Revised Common Lectionary Page for 29 September 2013 (19th Sunday after Pentecost, Year C)

Jeremiah 32:1-3a, 6-15 and Psalm 91:1-6, 14-16  • Amos 6:1a, 4-7 and Psalm 146  • 1 Timothy 6:6-19  • Luke 16:19-31

As I often do, I’m slightly altering the Lectionary’s range of verses for next week, preaching Jeremiah 32:1-15 without skipping verses.  I’m not sure what the editors found offensive about verses 3b to 5, but I’m going to use them.

Jeremiah 32 invites the modern reader into a scene so alien that its significance threatens to disappear into the fog of allusions and ancient legal terms.  But if a reader is willing to walk through that fog, the prophet’s sign is a powerful reminder of the providence of YHWH.

Nebuchadnezzar’s siege of Jerusalem, taken theologically rather than as a piece in an ancient-historical jigsaw puzzle, stands as the end of an era.  When he is finished, so too will be the Jerusalem monarchy, Israel’s sense of their identity among the nations.  Whatever happens after the Temple falls, no longer will dwelling-in-Canaan be an uncomplicated sign that God’s people are assembled.  (It never was before the exile either, but after the exile, that particular self-deception on the part of the Jews will be much more difficult to maintain.)  What some–even some prophets–regarded as the inviolable stronghold of YHWH and David was burning around them.
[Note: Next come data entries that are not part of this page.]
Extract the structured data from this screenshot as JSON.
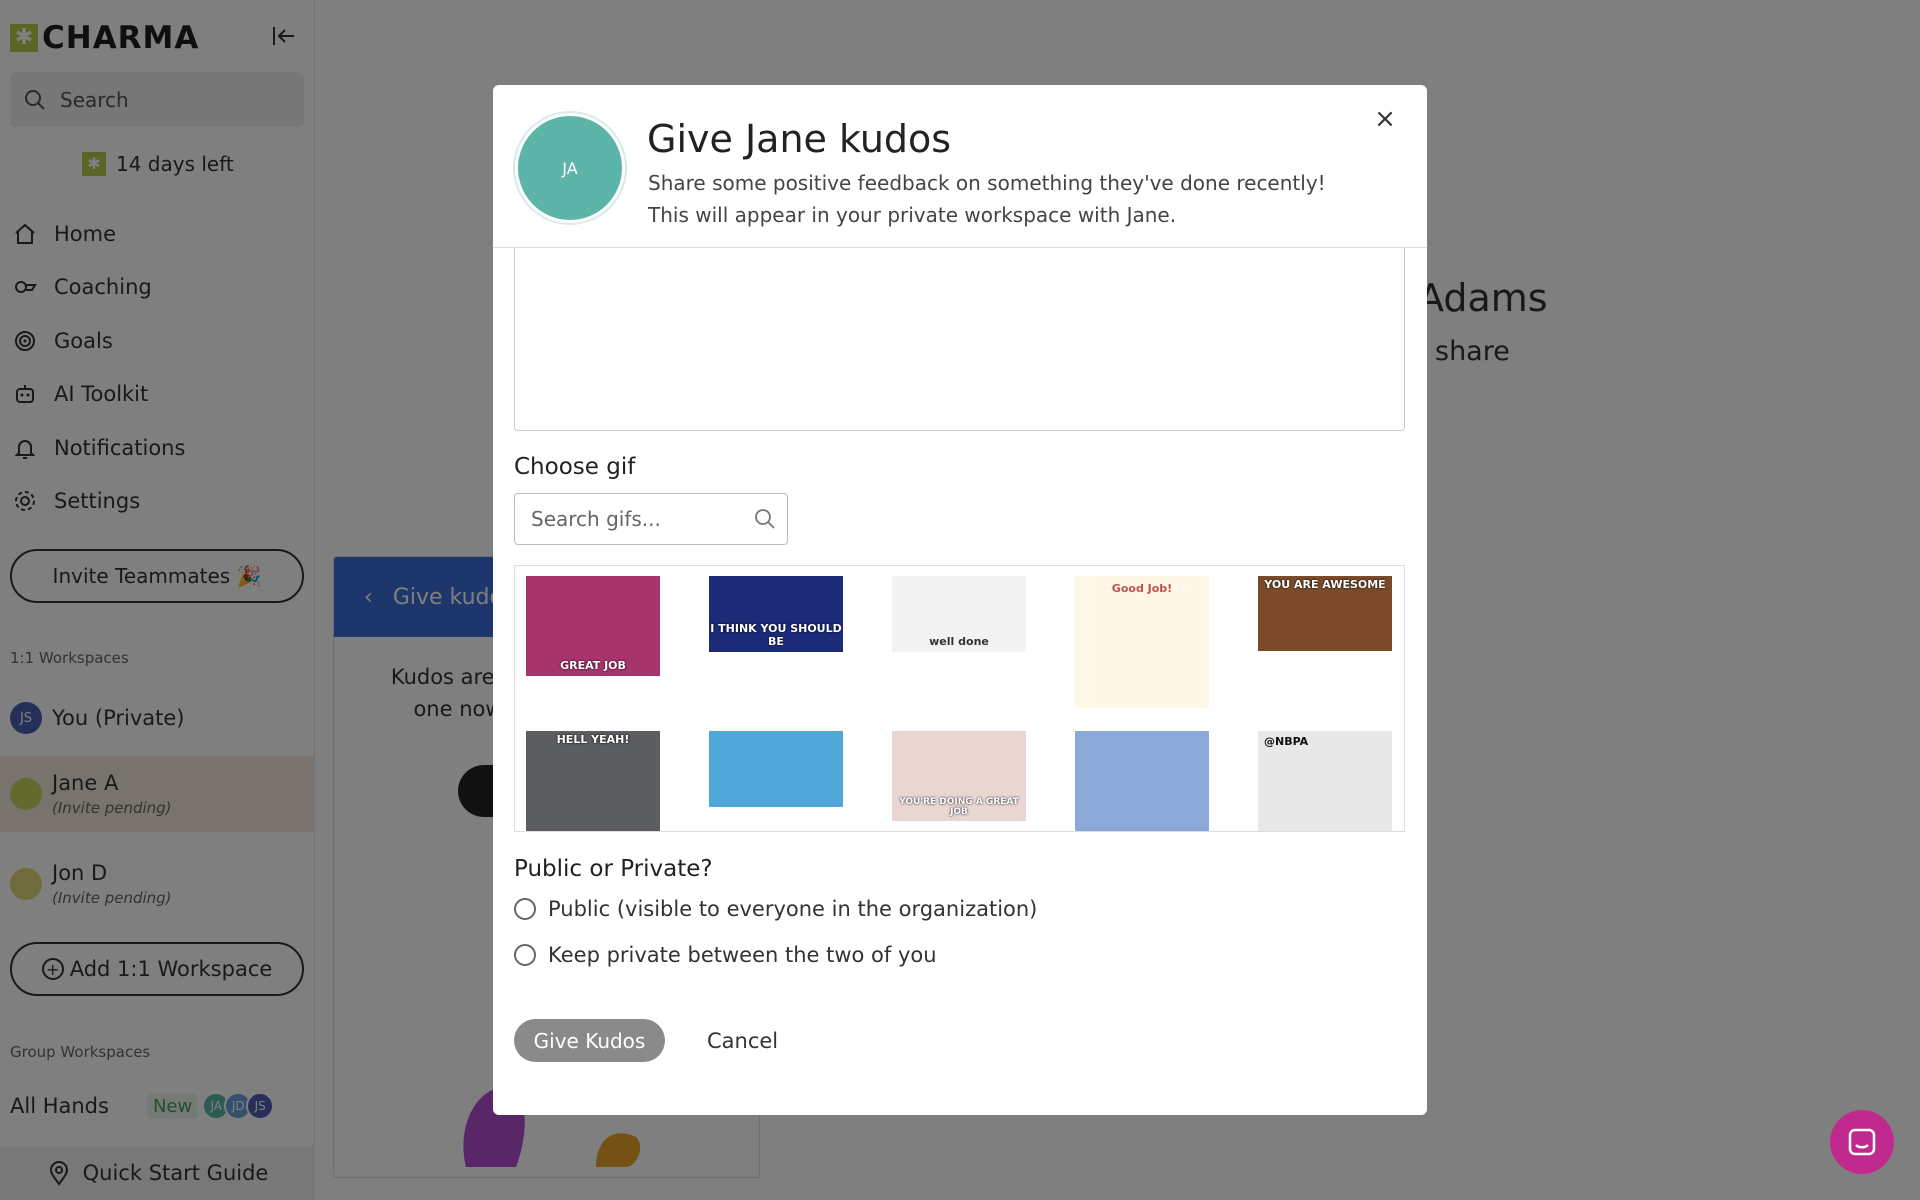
{
  "app": {
    "logo_text": "CHARMA",
    "logo_mark": "✱"
  },
  "sidebar": {
    "search_placeholder": "Search",
    "trial_text": "14 days left",
    "nav": [
      {
        "label": "Home",
        "icon": "home-icon"
      },
      {
        "label": "Coaching",
        "icon": "coaching-icon"
      },
      {
        "label": "Goals",
        "icon": "goals-icon"
      },
      {
        "label": "AI Toolkit",
        "icon": "robot-icon"
      },
      {
        "label": "Notifications",
        "icon": "bell-icon"
      },
      {
        "label": "Settings",
        "icon": "gear-icon"
      }
    ],
    "invite_label": "Invite Teammates 🎉",
    "workspaces_label": "1:1 Workspaces",
    "workspaces": [
      {
        "name": "You (Private)",
        "initials": "JS",
        "sub": ""
      },
      {
        "name": "Jane A",
        "initials": "",
        "sub": "(Invite pending)"
      },
      {
        "name": "Jon D",
        "initials": "",
        "sub": "(Invite pending)"
      }
    ],
    "add_workspace_label": "Add 1:1 Workspace",
    "group_label": "Group Workspaces",
    "group_name": "All Hands",
    "group_badge": "New",
    "group_avatars": [
      "JA",
      "JD",
      "JS"
    ],
    "quick_start_label": "Quick Start Guide"
  },
  "background": {
    "title_fragment": "Adams",
    "share_fragment": "share",
    "panel_header": "Give kudo",
    "panel_text": "Kudos are lik one now"
  },
  "modal": {
    "avatar_initials": "JA",
    "title": "Give Jane kudos",
    "subtitle": "Share some positive feedback on something they've done recently! This will appear in your private workspace with Jane.",
    "choose_gif_label": "Choose gif",
    "gif_search_placeholder": "Search gifs...",
    "gifs": [
      {
        "caption": "GREAT JOB",
        "bg": "#a8346c"
      },
      {
        "caption": "I THINK YOU SHOULD BE",
        "bg": "#1c2a7a"
      },
      {
        "caption": "well done",
        "bg": "#f3f3f3"
      },
      {
        "caption": "Good Job!",
        "bg": "#fff8e6"
      },
      {
        "caption": "YOU ARE AWESOME",
        "bg": "#7a4a2a"
      },
      {
        "caption": "HELL YEAH!",
        "bg": "#5b5d60"
      },
      {
        "caption": "",
        "bg": "#4fa8d8"
      },
      {
        "caption": "YOU'RE DOING A GREAT JOB",
        "bg": "#e9d6d0"
      },
      {
        "caption": "",
        "bg": "#8aa8d8"
      },
      {
        "caption": "@NBPA",
        "bg": "#e8e8e8"
      }
    ],
    "privacy_title": "Public or Private?",
    "options": [
      "Public (visible to everyone in the organization)",
      "Keep private between the two of you"
    ],
    "give_label": "Give Kudos",
    "cancel_label": "Cancel"
  },
  "colors": {
    "brand": "#b8c94a",
    "avatar_teal": "#5cb5a8",
    "chat_fab": "#c02a8e",
    "panel_blue": "#3b6fd8"
  }
}
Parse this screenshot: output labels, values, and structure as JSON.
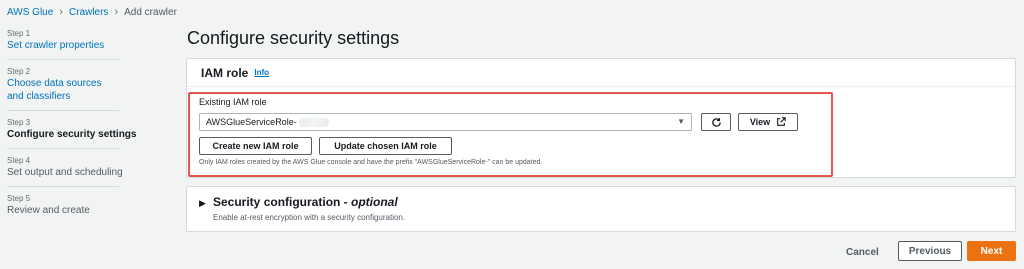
{
  "breadcrumb": {
    "items": [
      "AWS Glue",
      "Crawlers",
      "Add crawler"
    ]
  },
  "steps": [
    {
      "number": "Step 1",
      "label": "Set crawler properties",
      "state": "link"
    },
    {
      "number": "Step 2",
      "label": "Choose data sources and classifiers",
      "state": "link"
    },
    {
      "number": "Step 3",
      "label": "Configure security settings",
      "state": "active"
    },
    {
      "number": "Step 4",
      "label": "Set output and scheduling",
      "state": "disabled"
    },
    {
      "number": "Step 5",
      "label": "Review and create",
      "state": "disabled"
    }
  ],
  "page_title": "Configure security settings",
  "iam": {
    "title": "IAM role",
    "info": "Info",
    "field_label": "Existing IAM role",
    "selected_value": "AWSGlueServiceRole-",
    "view_label": "View",
    "create_label": "Create new IAM role",
    "update_label": "Update chosen IAM role",
    "note": "Only IAM roles created by the AWS Glue console and have the prefix \"AWSGlueServiceRole-\" can be updated."
  },
  "security": {
    "title": "Security configuration - ",
    "title_optional": "optional",
    "description": "Enable at-rest encryption with a security configuration."
  },
  "footer": {
    "cancel": "Cancel",
    "previous": "Previous",
    "next": "Next"
  },
  "colors": {
    "link": "#0073bb",
    "primary": "#ec7211",
    "highlight": "#e0584c"
  }
}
The first part of this reading reveals just how fiercely the city wanted to cling to its illusion–Jeremiah was in jail not for conspiring with the Babylonians but with YHWH.  The words that he spoke, with their message of divine wrath, were too much to leave on the streets, and the court of Zedekiah tried to put the truth in a holding cell.  They find readily enough that holding the truth in a  prison cell simply does not keep what is true from unfolding in the world.
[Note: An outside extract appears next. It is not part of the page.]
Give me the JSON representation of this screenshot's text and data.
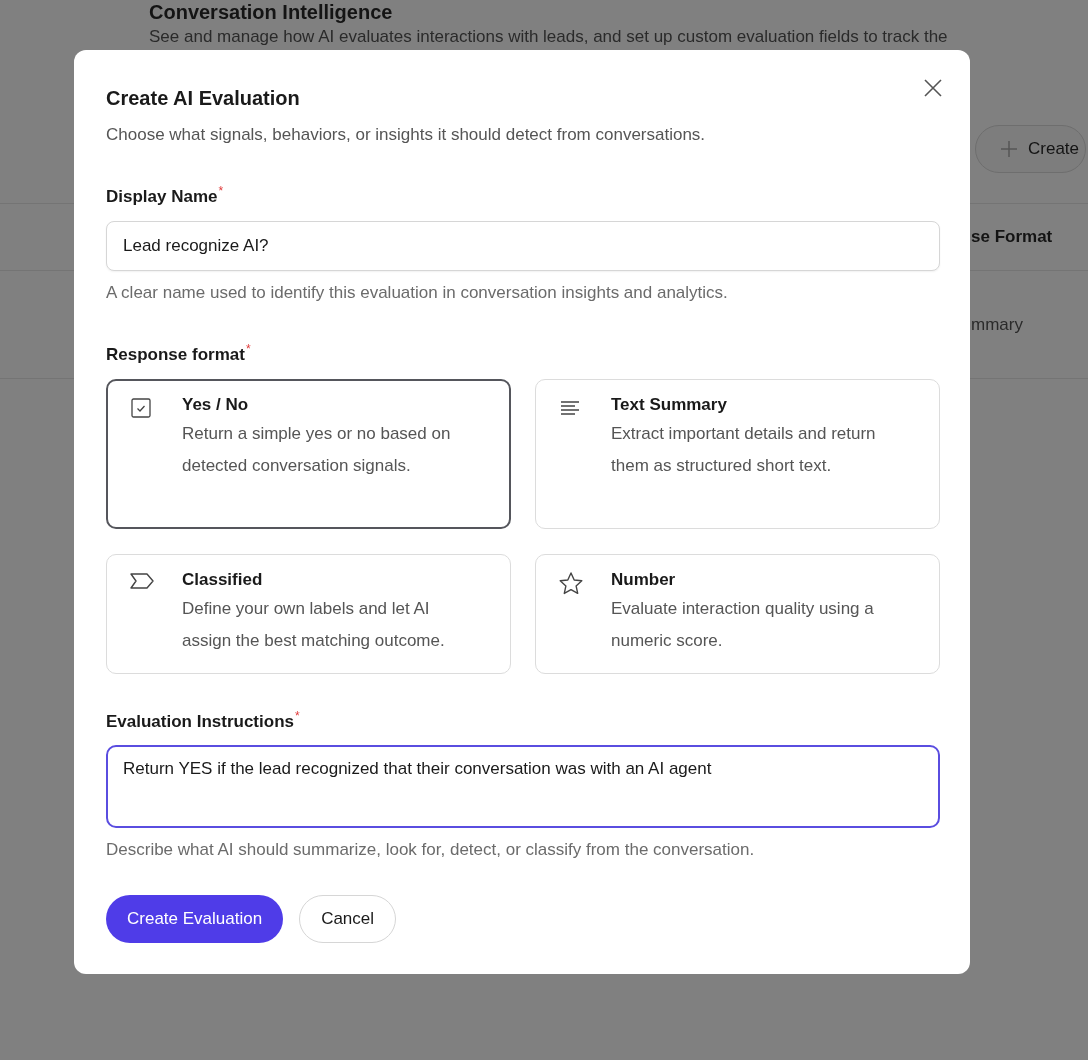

But that’s not where the story ends.  A second message from YHWH quickly arrives, one that relies on property laws that are burning up just as quickly as the palaces and temples that fall to Babylon.  In the law of Moses, in order to keep the wealthy from accumulating all of the promised land (as Pharaoh had done, in Egypt, in the days of Joseph), laws of redemption kept significant property within the bounds of the clan and the family.  YHWH’s message to Jeremiah is to keep those laws going even as the armies of Nebuchadnezzar tightened their grip on the city.  Jeremiah is to keep a certain plot, a field, legally within his family, knowing full well that before long, the legal system that distributed and maintained those family free-holds would be nothing.  Jeremiah’s gesture, if there were no oracle, would be utter foolishness.  But with the word of YHWH behind the gesture, it becomes a sign of hope that, beyond the days of destruction, YHWH’s favor might indeed be waiting still.
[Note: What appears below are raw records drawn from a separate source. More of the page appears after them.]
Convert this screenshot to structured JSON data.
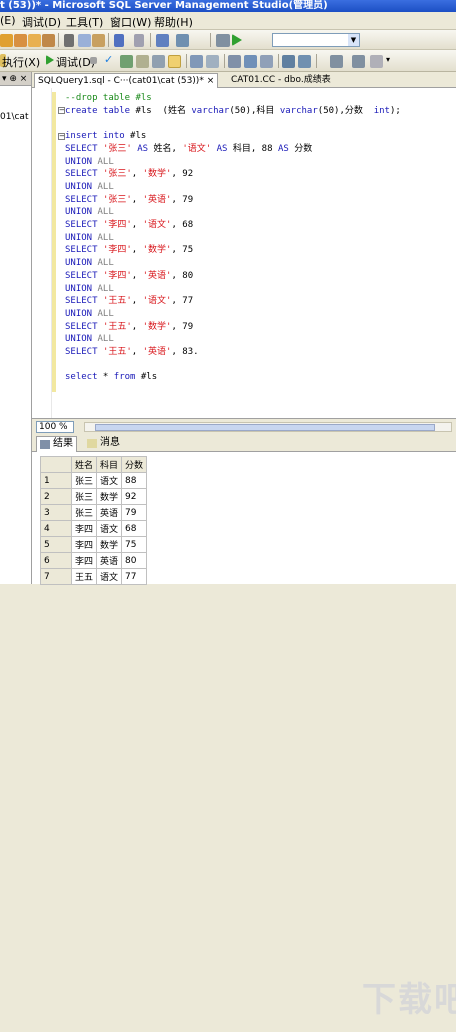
{
  "window": {
    "title": "t (53))* - Microsoft SQL Server Management Studio(管理员)"
  },
  "menu": [
    "(E)",
    "调试(D)",
    "工具(T)",
    "窗口(W)",
    "帮助(H)"
  ],
  "toolbar": {
    "execute_label": "执行(X)",
    "debug_label": "调试(D)"
  },
  "object_explorer": {
    "item": "01\\cat"
  },
  "tabs": [
    {
      "label": "SQLQuery1.sql - C···(cat01\\cat (53))*",
      "close": "×"
    },
    {
      "label": "CAT01.CC - dbo.成绩表"
    }
  ],
  "editor": {
    "lines": [
      [
        {
          "t": "--drop table #ls",
          "c": "cm"
        }
      ],
      [
        {
          "t": "create",
          "c": "kw"
        },
        {
          "t": " "
        },
        {
          "t": "table",
          "c": "kw"
        },
        {
          "t": " #ls  (姓名 "
        },
        {
          "t": "varchar",
          "c": "kw"
        },
        {
          "t": "(50),科目 "
        },
        {
          "t": "varchar",
          "c": "kw"
        },
        {
          "t": "(50),分数  "
        },
        {
          "t": "int",
          "c": "kw"
        },
        {
          "t": ");"
        }
      ],
      [
        {
          "t": ""
        }
      ],
      [
        {
          "t": "insert",
          "c": "kw"
        },
        {
          "t": " "
        },
        {
          "t": "into",
          "c": "kw"
        },
        {
          "t": " #ls"
        }
      ],
      [
        {
          "t": "SELECT",
          "c": "kw"
        },
        {
          "t": " "
        },
        {
          "t": "'张三'",
          "c": "str"
        },
        {
          "t": " "
        },
        {
          "t": "AS",
          "c": "kw"
        },
        {
          "t": " 姓名, "
        },
        {
          "t": "'语文'",
          "c": "str"
        },
        {
          "t": " "
        },
        {
          "t": "AS",
          "c": "kw"
        },
        {
          "t": " 科目, 88 "
        },
        {
          "t": "AS",
          "c": "kw"
        },
        {
          "t": " 分数"
        }
      ],
      [
        {
          "t": "UNION",
          "c": "kw"
        },
        {
          "t": " "
        },
        {
          "t": "ALL",
          "c": "gr"
        }
      ],
      [
        {
          "t": "SELECT",
          "c": "kw"
        },
        {
          "t": " "
        },
        {
          "t": "'张三'",
          "c": "str"
        },
        {
          "t": ", "
        },
        {
          "t": "'数学'",
          "c": "str"
        },
        {
          "t": ", 92"
        }
      ],
      [
        {
          "t": "UNION",
          "c": "kw"
        },
        {
          "t": " "
        },
        {
          "t": "ALL",
          "c": "gr"
        }
      ],
      [
        {
          "t": "SELECT",
          "c": "kw"
        },
        {
          "t": " "
        },
        {
          "t": "'张三'",
          "c": "str"
        },
        {
          "t": ", "
        },
        {
          "t": "'英语'",
          "c": "str"
        },
        {
          "t": ", 79"
        }
      ],
      [
        {
          "t": "UNION",
          "c": "kw"
        },
        {
          "t": " "
        },
        {
          "t": "ALL",
          "c": "gr"
        }
      ],
      [
        {
          "t": "SELECT",
          "c": "kw"
        },
        {
          "t": " "
        },
        {
          "t": "'李四'",
          "c": "str"
        },
        {
          "t": ", "
        },
        {
          "t": "'语文'",
          "c": "str"
        },
        {
          "t": ", 68"
        }
      ],
      [
        {
          "t": "UNION",
          "c": "kw"
        },
        {
          "t": " "
        },
        {
          "t": "ALL",
          "c": "gr"
        }
      ],
      [
        {
          "t": "SELECT",
          "c": "kw"
        },
        {
          "t": " "
        },
        {
          "t": "'李四'",
          "c": "str"
        },
        {
          "t": ", "
        },
        {
          "t": "'数学'",
          "c": "str"
        },
        {
          "t": ", 75"
        }
      ],
      [
        {
          "t": "UNION",
          "c": "kw"
        },
        {
          "t": " "
        },
        {
          "t": "ALL",
          "c": "gr"
        }
      ],
      [
        {
          "t": "SELECT",
          "c": "kw"
        },
        {
          "t": " "
        },
        {
          "t": "'李四'",
          "c": "str"
        },
        {
          "t": ", "
        },
        {
          "t": "'英语'",
          "c": "str"
        },
        {
          "t": ", 80"
        }
      ],
      [
        {
          "t": "UNION",
          "c": "kw"
        },
        {
          "t": " "
        },
        {
          "t": "ALL",
          "c": "gr"
        }
      ],
      [
        {
          "t": "SELECT",
          "c": "kw"
        },
        {
          "t": " "
        },
        {
          "t": "'王五'",
          "c": "str"
        },
        {
          "t": ", "
        },
        {
          "t": "'语文'",
          "c": "str"
        },
        {
          "t": ", 77"
        }
      ],
      [
        {
          "t": "UNION",
          "c": "kw"
        },
        {
          "t": " "
        },
        {
          "t": "ALL",
          "c": "gr"
        }
      ],
      [
        {
          "t": "SELECT",
          "c": "kw"
        },
        {
          "t": " "
        },
        {
          "t": "'王五'",
          "c": "str"
        },
        {
          "t": ", "
        },
        {
          "t": "'数学'",
          "c": "str"
        },
        {
          "t": ", 79"
        }
      ],
      [
        {
          "t": "UNION",
          "c": "kw"
        },
        {
          "t": " "
        },
        {
          "t": "ALL",
          "c": "gr"
        }
      ],
      [
        {
          "t": "SELECT",
          "c": "kw"
        },
        {
          "t": " "
        },
        {
          "t": "'王五'",
          "c": "str"
        },
        {
          "t": ", "
        },
        {
          "t": "'英语'",
          "c": "str"
        },
        {
          "t": ", 83."
        }
      ],
      [
        {
          "t": ""
        }
      ],
      [
        {
          "t": "select",
          "c": "kw"
        },
        {
          "t": " * "
        },
        {
          "t": "from",
          "c": "kw"
        },
        {
          "t": " #ls"
        }
      ]
    ]
  },
  "zoom": "100 %",
  "results": {
    "tabs": [
      {
        "label": "结果"
      },
      {
        "label": "消息"
      }
    ],
    "columns": [
      "姓名",
      "科目",
      "分数"
    ],
    "rows": [
      [
        "1",
        "张三",
        "语文",
        "88"
      ],
      [
        "2",
        "张三",
        "数学",
        "92"
      ],
      [
        "3",
        "张三",
        "英语",
        "79"
      ],
      [
        "4",
        "李四",
        "语文",
        "68"
      ],
      [
        "5",
        "李四",
        "数学",
        "75"
      ],
      [
        "6",
        "李四",
        "英语",
        "80"
      ],
      [
        "7",
        "王五",
        "语文",
        "77"
      ]
    ]
  },
  "colors": {
    "keyword": "#1a1ab8",
    "string": "#d8141a",
    "comment": "#1a8a1a",
    "title_bar": "#1c4fc4"
  }
}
So there are two ways to hold truth, at least in this passage: one can, and some do, attempt to hold truth down and hold it in, to prevent the people from hearing the hard truth of our own corruption.  Such holding-truth will always be a step too slow, unable to persist indefinitely.  But there’s another way to hold truth, to preserve it in vessels for future generations, to present the people as yet unknown with a sign that, before the cataclysm, there was hope.  That second way of holding truth, a conspiracy against the powers of forgetting and ignoring, points to a true hope in a true God, an acknowledgment of our own inability to dodge our own wretchedness and at the same time our own beatitude as YHWH refuses to let us destroy ourselves finally.  Such is the tension at the heart of faith, if our faith is in the God of Jeremiah.

May our faith always be in the God of Jeremiah.